- Status: Active
- Genre: Algebraic and enumerative combinatorics
- Frequency: Annual
- Inaugurated: 1988
- Website: FPSAC/SFCA

= International Conference on Formal Power Series and Algebraic Combinatorics =

International academic conference

The International Conference on Formal Power Series and Algebraic Combinatorics (FPSAC) is an annual academic conference in the areas of algebraic and enumerative combinatorics and their applications and relations with other areas of mathematics, physics, biology and computer science.

==History==

FPSAC was first held in 1988 and has been held annually since 1990, typically in June or July.

The most recent conference in the series, FPSAC 2026, was held in July 2026 at the University of Washington in Seattle, Washington, USA. The next conference is slated to take place July 5-9, 2027 at University of Galway in Galway, Ireland.

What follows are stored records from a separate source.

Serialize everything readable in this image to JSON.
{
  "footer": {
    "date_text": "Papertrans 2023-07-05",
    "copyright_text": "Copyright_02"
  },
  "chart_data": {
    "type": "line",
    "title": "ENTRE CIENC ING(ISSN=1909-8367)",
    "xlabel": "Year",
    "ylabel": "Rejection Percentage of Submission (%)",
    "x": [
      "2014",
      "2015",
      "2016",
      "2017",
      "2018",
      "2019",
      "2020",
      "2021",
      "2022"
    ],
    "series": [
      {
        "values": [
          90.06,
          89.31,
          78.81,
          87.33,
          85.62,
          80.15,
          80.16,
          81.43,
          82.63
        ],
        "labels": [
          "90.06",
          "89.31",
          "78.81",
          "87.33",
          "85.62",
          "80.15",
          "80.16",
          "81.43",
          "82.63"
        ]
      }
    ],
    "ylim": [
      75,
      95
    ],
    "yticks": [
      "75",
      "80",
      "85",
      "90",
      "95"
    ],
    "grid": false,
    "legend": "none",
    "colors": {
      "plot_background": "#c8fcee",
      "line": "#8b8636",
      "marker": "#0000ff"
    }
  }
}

The proceedings of conferences in the series have appeared variously as books published by the American Mathematical Society and Springer, and as issues in the journals Discrete Mathematics, Discrete Mathematics and Theoretical Computer Science, and Séminaire Lotharingien de Combinatoire.

Invited speakers at previous FPSAC conferences include Fields Medalist June Huh, Shaw Prize and Wolf Prize recipient Noga Alon, Steele Prize recipient Richard Stanley, and Wolf Prize and Steele Prize recipient Israel Gelfand.